Los que querían destruir a Cristo y a su pueblo fiel ahora son testigos de la gloria que descansa sobre ellos. Consumidos por el terror, escuchan a los santos cantar con alegría: «¡Ciertamente éste es nuestro Dios! En él confiamos, y nos salvó» (Isaías 25:9).
Ahora, mientras la tierra se tambalea y los relámpagos destellan, la voz de Jesús llama a los santos que duermen. Mirando las tumbas de los justos muertos, levanta las manos al cielo y clama: «¡Despertad, despertad, despertad! ¡Los que dormís en el polvo, levantaos!» A lo largo y ancho de la tierra, los muertos oyen su voz. De la prisión de la muerte salen, revestidos de gloria inmortal, cantando: «¿Dónde está, oh muerte, tu victoria? ¿Dónde está, oh muerte, tu aguijón?» (1 Corintios 15:55).
Y los justos vivos se unen a los santos resucitados, mientras sus voces se unen en un largo y alegre grito de victoria. Los justos vivos son transformados «en un momento, en un abrir y cerrar de ojos», y los santos resucitados son arrebatados al encuentro del Señor en el aire. Los ángeles reúnen rápidamente a Sus elegidos de los cuatro vientos, de un extremo al otro de la tierra. Los santos ángeles llevan a los niños pequeños a los brazos de sus madres. Amigos separados durante mucho tiempo por la muerte se reencuentran y nunca más se separan. Y con cánticos de alegría, los justos comienzan a ascender a la Ciudad de Dios.
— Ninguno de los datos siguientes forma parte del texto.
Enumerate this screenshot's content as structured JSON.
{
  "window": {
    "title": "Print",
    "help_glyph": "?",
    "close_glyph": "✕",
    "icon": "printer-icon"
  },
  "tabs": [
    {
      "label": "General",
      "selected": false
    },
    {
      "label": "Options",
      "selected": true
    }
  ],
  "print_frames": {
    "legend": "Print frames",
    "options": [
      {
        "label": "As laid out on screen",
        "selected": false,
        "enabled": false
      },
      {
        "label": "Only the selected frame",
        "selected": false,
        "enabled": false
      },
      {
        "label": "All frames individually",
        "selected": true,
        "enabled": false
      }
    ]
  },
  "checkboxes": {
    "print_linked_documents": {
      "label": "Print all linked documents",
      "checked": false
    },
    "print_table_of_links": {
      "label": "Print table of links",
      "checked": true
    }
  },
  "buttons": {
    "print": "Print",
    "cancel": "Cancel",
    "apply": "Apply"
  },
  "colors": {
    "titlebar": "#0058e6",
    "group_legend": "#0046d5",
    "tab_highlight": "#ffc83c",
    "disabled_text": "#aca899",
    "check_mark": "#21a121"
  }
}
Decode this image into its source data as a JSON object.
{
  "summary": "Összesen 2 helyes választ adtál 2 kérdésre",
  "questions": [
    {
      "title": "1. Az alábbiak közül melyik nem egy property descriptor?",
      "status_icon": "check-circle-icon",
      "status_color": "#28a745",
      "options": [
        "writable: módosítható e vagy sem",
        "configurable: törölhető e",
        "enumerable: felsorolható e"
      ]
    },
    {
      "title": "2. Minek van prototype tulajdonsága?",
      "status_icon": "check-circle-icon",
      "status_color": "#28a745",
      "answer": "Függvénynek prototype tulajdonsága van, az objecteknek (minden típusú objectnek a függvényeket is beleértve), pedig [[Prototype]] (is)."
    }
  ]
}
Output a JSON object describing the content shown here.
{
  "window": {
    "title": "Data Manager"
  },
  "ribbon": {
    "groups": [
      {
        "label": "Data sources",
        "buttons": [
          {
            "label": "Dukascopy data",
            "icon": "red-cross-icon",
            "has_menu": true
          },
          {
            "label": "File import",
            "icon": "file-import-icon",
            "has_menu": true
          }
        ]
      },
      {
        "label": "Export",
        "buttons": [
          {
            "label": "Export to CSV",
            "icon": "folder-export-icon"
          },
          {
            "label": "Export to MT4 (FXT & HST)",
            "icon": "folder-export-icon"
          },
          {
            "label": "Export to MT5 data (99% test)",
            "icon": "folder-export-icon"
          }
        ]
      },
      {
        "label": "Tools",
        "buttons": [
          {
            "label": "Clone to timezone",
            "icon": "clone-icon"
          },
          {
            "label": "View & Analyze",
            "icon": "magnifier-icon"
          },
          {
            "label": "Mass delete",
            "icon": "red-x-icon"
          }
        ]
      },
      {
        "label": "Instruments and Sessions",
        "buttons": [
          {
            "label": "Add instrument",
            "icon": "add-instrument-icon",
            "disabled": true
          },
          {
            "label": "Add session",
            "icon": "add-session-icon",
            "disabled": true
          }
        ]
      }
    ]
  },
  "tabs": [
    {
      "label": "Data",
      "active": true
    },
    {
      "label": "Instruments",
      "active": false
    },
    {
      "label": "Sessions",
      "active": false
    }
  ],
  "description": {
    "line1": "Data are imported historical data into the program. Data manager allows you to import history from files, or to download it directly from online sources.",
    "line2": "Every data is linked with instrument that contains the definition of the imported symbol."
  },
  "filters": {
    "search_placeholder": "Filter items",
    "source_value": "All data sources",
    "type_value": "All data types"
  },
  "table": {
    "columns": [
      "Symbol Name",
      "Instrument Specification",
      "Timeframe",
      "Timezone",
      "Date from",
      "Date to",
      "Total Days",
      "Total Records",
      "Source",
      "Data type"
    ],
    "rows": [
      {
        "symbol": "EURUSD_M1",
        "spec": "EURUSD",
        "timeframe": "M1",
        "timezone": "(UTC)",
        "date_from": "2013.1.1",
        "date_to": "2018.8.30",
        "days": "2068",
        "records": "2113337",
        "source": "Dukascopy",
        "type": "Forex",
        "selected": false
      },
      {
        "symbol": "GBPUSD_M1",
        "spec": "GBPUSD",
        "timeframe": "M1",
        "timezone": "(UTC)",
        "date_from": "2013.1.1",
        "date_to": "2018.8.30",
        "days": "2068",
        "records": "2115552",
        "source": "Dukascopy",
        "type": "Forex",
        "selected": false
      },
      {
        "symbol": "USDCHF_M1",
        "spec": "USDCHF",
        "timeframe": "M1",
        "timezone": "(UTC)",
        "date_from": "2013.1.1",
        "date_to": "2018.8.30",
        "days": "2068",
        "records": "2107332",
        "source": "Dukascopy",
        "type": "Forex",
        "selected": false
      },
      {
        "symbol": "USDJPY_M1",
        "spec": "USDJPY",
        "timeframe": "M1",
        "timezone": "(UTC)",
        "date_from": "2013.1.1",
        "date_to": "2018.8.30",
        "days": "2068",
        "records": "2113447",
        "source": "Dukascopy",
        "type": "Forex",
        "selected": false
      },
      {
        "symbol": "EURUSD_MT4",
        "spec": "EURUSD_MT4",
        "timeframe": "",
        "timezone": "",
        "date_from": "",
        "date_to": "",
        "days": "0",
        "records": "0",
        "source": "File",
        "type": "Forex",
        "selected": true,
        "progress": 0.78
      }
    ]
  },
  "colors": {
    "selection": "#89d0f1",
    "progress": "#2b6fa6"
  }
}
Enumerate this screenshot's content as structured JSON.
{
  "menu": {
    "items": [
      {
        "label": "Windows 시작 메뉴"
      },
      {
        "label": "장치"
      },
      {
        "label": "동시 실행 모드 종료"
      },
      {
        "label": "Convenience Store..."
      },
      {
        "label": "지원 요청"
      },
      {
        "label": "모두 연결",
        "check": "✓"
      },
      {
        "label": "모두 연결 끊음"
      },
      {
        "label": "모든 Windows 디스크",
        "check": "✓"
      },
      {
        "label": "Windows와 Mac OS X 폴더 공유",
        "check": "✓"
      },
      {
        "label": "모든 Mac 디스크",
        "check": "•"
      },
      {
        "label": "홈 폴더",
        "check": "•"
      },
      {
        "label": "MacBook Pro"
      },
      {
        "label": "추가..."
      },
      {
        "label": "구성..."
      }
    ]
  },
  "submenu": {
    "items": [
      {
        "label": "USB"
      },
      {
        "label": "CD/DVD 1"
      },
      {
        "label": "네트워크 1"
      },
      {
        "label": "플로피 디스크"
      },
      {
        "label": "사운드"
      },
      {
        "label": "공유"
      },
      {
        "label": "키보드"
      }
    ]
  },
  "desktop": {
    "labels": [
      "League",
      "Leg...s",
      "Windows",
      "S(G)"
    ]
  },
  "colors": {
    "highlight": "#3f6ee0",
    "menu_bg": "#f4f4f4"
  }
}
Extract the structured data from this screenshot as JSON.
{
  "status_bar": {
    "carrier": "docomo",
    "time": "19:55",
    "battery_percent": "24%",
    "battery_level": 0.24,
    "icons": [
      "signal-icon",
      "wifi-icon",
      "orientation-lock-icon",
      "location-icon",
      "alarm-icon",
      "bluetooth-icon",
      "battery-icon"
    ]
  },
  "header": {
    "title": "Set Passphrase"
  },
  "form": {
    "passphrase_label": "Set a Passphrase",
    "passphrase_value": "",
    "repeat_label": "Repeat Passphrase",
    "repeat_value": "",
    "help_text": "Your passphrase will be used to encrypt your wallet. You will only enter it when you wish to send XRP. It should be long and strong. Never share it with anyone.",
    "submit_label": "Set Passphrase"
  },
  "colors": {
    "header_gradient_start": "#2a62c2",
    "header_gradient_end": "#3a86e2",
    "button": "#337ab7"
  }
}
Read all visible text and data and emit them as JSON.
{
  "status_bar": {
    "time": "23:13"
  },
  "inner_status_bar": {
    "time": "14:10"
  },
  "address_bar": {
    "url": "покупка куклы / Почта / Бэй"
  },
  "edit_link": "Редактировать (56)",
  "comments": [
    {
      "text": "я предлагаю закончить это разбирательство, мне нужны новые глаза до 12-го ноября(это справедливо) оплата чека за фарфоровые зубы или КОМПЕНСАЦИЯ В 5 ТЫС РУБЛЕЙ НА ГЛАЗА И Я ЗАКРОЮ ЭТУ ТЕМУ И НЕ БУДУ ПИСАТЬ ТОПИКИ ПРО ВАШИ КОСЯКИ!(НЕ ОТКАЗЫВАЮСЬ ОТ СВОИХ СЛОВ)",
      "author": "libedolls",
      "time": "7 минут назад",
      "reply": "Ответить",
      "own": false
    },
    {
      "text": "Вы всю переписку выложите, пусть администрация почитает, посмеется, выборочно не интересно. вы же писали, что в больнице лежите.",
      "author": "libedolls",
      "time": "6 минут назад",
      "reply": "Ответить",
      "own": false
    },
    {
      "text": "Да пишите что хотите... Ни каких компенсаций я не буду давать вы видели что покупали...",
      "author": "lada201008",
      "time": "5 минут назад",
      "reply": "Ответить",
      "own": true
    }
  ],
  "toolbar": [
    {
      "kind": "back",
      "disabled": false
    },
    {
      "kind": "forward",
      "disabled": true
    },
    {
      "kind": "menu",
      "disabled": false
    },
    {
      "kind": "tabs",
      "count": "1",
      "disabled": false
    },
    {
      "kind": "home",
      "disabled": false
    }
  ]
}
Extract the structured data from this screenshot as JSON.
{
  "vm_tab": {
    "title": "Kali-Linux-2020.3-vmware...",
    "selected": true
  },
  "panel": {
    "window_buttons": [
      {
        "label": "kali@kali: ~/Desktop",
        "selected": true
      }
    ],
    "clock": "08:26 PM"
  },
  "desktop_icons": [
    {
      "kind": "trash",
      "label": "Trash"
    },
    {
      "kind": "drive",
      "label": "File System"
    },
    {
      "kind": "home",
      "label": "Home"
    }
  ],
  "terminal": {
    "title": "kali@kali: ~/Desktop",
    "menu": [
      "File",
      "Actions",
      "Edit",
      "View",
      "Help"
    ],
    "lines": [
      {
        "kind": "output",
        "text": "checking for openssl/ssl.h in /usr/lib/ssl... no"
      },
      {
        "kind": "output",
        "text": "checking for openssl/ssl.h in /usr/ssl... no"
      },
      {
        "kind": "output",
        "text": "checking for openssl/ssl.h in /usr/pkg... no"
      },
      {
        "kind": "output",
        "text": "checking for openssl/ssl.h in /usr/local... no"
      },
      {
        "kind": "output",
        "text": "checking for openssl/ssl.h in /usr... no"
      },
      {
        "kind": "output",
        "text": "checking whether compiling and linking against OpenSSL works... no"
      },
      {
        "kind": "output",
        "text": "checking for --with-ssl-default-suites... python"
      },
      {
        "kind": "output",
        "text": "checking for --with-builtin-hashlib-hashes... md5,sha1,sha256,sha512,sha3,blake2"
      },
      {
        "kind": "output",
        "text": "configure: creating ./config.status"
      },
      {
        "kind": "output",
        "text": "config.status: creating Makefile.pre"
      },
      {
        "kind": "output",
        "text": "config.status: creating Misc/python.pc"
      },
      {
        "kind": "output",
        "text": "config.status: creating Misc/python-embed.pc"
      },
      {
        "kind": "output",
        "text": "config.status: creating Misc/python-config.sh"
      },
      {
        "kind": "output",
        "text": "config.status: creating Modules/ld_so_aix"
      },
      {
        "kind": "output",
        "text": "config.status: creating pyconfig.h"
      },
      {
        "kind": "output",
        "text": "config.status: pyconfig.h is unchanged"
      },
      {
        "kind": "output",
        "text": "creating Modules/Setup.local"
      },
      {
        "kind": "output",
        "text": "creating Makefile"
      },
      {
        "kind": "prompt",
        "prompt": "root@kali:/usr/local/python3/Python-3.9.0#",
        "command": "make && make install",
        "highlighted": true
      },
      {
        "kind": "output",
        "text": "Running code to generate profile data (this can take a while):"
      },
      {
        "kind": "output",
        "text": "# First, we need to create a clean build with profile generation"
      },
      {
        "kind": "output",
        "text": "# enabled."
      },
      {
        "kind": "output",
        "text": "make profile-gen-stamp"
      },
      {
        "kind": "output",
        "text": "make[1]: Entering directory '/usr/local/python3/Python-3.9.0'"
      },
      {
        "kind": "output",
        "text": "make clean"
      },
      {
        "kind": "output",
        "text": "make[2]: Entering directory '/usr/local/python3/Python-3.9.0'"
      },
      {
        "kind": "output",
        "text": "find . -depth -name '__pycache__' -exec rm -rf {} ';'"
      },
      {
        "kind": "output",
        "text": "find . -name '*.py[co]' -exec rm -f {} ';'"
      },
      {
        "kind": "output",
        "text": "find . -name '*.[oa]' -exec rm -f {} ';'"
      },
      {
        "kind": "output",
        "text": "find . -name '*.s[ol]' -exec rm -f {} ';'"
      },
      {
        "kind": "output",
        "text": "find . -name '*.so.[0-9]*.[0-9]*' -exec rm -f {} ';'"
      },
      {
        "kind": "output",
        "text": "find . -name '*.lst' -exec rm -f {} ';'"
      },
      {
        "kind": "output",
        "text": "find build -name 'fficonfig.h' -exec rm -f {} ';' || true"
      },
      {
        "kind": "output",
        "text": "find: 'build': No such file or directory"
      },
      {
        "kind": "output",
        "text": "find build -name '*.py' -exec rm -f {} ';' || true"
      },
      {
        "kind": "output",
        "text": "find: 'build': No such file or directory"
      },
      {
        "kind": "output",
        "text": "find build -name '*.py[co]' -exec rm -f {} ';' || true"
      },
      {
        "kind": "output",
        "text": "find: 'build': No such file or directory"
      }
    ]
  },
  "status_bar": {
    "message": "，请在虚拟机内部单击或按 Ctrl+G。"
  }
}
¡Oh, maravilloso momento de redención, del que se habló mucho, se esperó mucho, se contempló con ansiosa anticipación (pero nunca se entendió completamente)! ¡Por fin ha llegado! «Tenemos esta esperanza que arde en nuestros corazones: la esperanza en la venida del Señor. Tenemos esta fe que solo Cristo imparte, la fe en la promesa de Su Palabra. Creemos que ha llegado el momento en que las naciones lejanas y cercanas despertarán, gritarán, y cantarán: ¡Aleluya! ¡Cristo es Rey! Tenemos esta esperanza que arde en nuestros corazones: la esperanza en la venida de nuestro Señor».